2c. Quels sont les moyens dont ils disposent pour faire ce pas en avant que nous souhaitons leur voir faire ?

Cela dépend évidemment de quelles ressources nous pensons disposer. Nous ne disposons que deux ressources : une qui est immédiatement disponible, c’est le témoignage vécu non seulement par vous mais par les familles qui vous entourent et qui peuvent aider à percevoir qu’il y a plus de fruits et plus de joie à vivre une vie de famille qu’à se déchirer. C’est un témoignage qui peut être discret, simplement par la contagion des relations habituelles, c’est un témoignage qui peut être mis en valeur à travers différentes situations, comme des rencontres des parents à l’école ou comme des rencontres de parents au catéchisme, ou comme des anniversaires familiaux. C’est très important de célébrer des anniversaires de mariage dans une famille parce que cela fait réfléchir. Quand on voit des grands-parents qui sont mariés depuis 50 ans, qu’est-ce que cela veut dire ? Qu’est-ce que cela représente comme choix de vie ? Qu’est-ce que cela représente comme capacité d’adaptation et de correction mutuelle ?

Et puis il y a une autre ressource que nous utilisons de manière plus délicate, pour ne pas dire plus, c’est la parole de Dieu. Je vous disais au début que nous étions devant un mystère. Le mystère, ce n’est pas que des jeunes s’adressent à l’Église, c’est que le Christ soit encore suffisamment quelqu’un pour eux pour les faire bouger. Mais le Christ, c’est qui ? Est-ce que nous avons suffisamment confiance dans le fait que la parole du Christ lui-même peut toucher le cœur de l’homme au-delà de nos explications ? Ou bien est-ce que nous sommes tellement dubitatifs devant les jeunes, que nous pensons qu’ils ne sont pas disposés, qu’ils ne sont pas prêts, qu’ils ne peuvent pas entendre cette parole. Il y a dans la tradition biblique de la parole de Dieu une sorte d’éruption qui dépasse les prévisions. Une parole de l’Écriture peut toucher le cœur d’un homme et d’une femme au-delà de ce que nous imaginons, mais encore faut-il qu’ils soient mis en présence de cette parole et pas simplement par le biais du choix des lectures pour la célébration de leur mariage, mais comme un élément personnel dans le travail qu’ils ont à faire ! Comment sont-ils mis en présence de cette parole de Dieu, qui nous paraît à nous plus importante que tout ce que nous pouvons dire ? C’est une question qui dépasse les méthodes d’approche et la réflexion sur notre travail, mais qui est un acte de foi. Je pense que si je mets un homme ou une femme en présence de la parole de Dieu, il peut se passer des choses que je n’imagine pas. Elles peuvent se passer immédiatement, comme elles peuvent se passer dix ans après, mais c’est cette parole qui va rester, qui va être le point d’accrochage parce que la parole n’est pas une valeur en soi, c’est une valeur à la mesure de celui qui la reçoit, et celui qui la reçoit, je ne peux pas savoir dans quel état il est intérieurement.

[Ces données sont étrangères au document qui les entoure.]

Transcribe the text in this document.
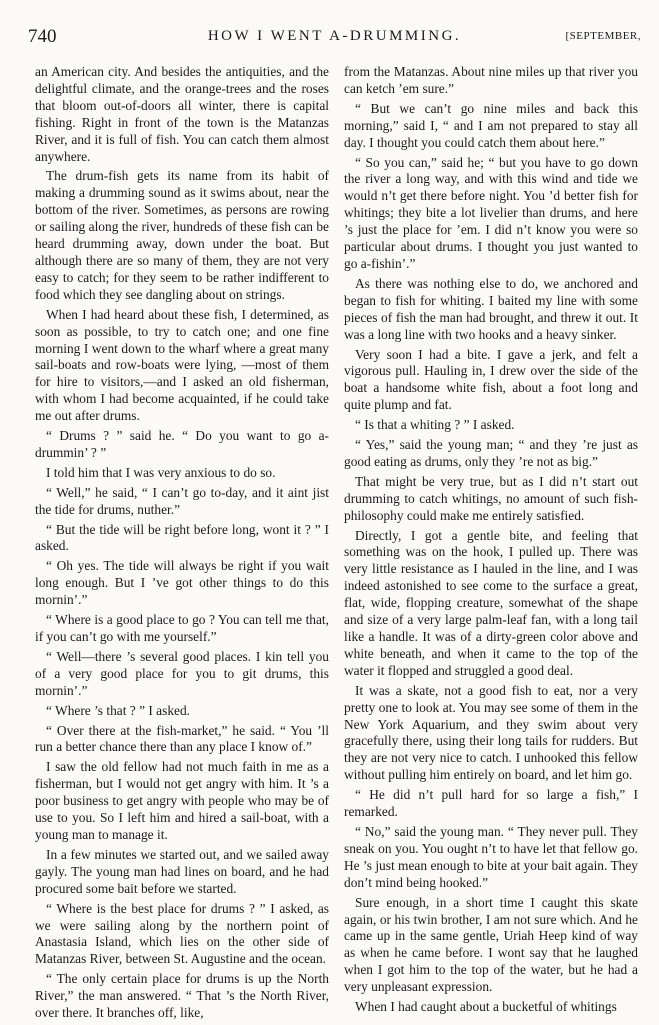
740	HOW I WENT A-DRUMMING.	[SEPTEMBER,

an American city. And besides the antiquities, and the delightful climate, and the orange-trees and the roses that bloom out-of-doors all winter, there is capital fishing. Right in front of the town is the Matanzas River, and it is full of fish. You can catch them almost anywhere.

The drum-fish gets its name from its habit of making a drumming sound as it swims about, near the bottom of the river. Sometimes, as persons are rowing or sailing along the river, hundreds of these fish can be heard drumming away, down under the boat. But although there are so many of them, they are not very easy to catch; for they seem to be rather indifferent to food which they see dangling about on strings.

When I had heard about these fish, I determined, as soon as possible, to try to catch one; and one fine morning I went down to the wharf where a great many sail-boats and row-boats were lying, —most of them for hire to visitors,—and I asked an old fisherman, with whom I had become acquainted, if he could take me out after drums.

“ Drums ? ” said he. “ Do you want to go a-drummin’ ? ”

I told him that I was very anxious to do so.

“ Well,” he said, “ I can’t go to-day, and it aint jist the tide for drums, nuther.”

“ But the tide will be right before long, wont it ? ” I asked.

“ Oh yes. The tide will always be right if you wait long enough. But I ’ve got other things to do this mornin’.”

“ Where is a good place to go ? You can tell me that, if you can’t go with me yourself.”

“ Well—there ’s several good places. I kin tell you of a very good place for you to git drums, this mornin’.”

“ Where ’s that ? ” I asked.

“ Over there at the fish-market,” he said. “ You ’ll run a better chance there than any place I know of.”

I saw the old fellow had not much faith in me as a fisherman, but I would not get angry with him. It ’s a poor business to get angry with people who may be of use to you. So I left him and hired a sail-boat, with a young man to manage it.

In a few minutes we started out, and we sailed away gayly. The young man had lines on board, and he had procured some bait before we started.

“ Where is the best place for drums ? ” I asked, as we were sailing along by the northern point of Anastasia Island, which lies on the other side of Matanzas River, between St. Augustine and the ocean.

“ The only certain place for drums is up the North River,” the man answered. “ That ’s the North River, over there. It branches off, like,

from the Matanzas. About nine miles up that river you can ketch ’em sure.”

“ But we can’t go nine miles and back this morning,” said I, “ and I am not prepared to stay all day. I thought you could catch them about here.”

“ So you can,” said he; “ but you have to go down the river a long way, and with this wind and tide we would n’t get there before night. You ’d better fish for whitings; they bite a lot livelier than drums, and here ’s just the place for ’em. I did n’t know you were so particular about drums. I thought you just wanted to go a-fishin’.”

As there was nothing else to do, we anchored and began to fish for whiting. I baited my line with some pieces of fish the man had brought, and threw it out. It was a long line with two hooks and a heavy sinker.

Very soon I had a bite. I gave a jerk, and felt a vigorous pull. Hauling in, I drew over the side of the boat a handsome white fish, about a foot long and quite plump and fat.

“ Is that a whiting ? ” I asked.

“ Yes,” said the young man; “ and they ’re just as good eating as drums, only they ’re not as big.”

That might be very true, but as I did n’t start out drumming to catch whitings, no amount of such fish-philosophy could make me entirely satisfied.

Directly, I got a gentle bite, and feeling that something was on the hook, I pulled up. There was very little resistance as I hauled in the line, and I was indeed astonished to see come to the surface a great, flat, wide, flopping creature, somewhat of the shape and size of a very large palm-leaf fan, with a long tail like a handle. It was of a dirty-green color above and white beneath, and when it came to the top of the water it flopped and struggled a good deal.

It was a skate, not a good fish to eat, nor a very pretty one to look at. You may see some of them in the New York Aquarium, and they swim about very gracefully there, using their long tails for rudders. But they are not very nice to catch. I unhooked this fellow without pulling him entirely on board, and let him go.

“ He did n’t pull hard for so large a fish,” I remarked.

“ No,” said the young man. “ They never pull. They sneak on you. You ought n’t to have let that fellow go. He ’s just mean enough to bite at your bait again. They don’t mind being hooked.”

Sure enough, in a short time I caught this skate again, or his twin brother, I am not sure which. And he came up in the same gentle, Uriah Heep kind of way as when he came before. I wont say that he laughed when I got him to the top of the water, but he had a very unpleasant expression.

When I had caught about a bucketful of whitings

Dans les Actes des Apôtres, quand Pierre prononce son grand discours de la Pentecôte, il nous est dit que les auditeurs eurent le cœur transpercé et demandaient « que nous faut-il donc faire ? » Eh bien, ce transpercement du cœur, nous ne pouvons pas le présumer, le décider ou le croire impossible au point de ne pas donner la parole.

Je pense donc qu’il faut revoir comment nos entretiens ne se limitent pas à une introspection de leur vie affective mais vont jusqu’à cette confrontation de la réalité qu’ils vivent à la parole de Dieu.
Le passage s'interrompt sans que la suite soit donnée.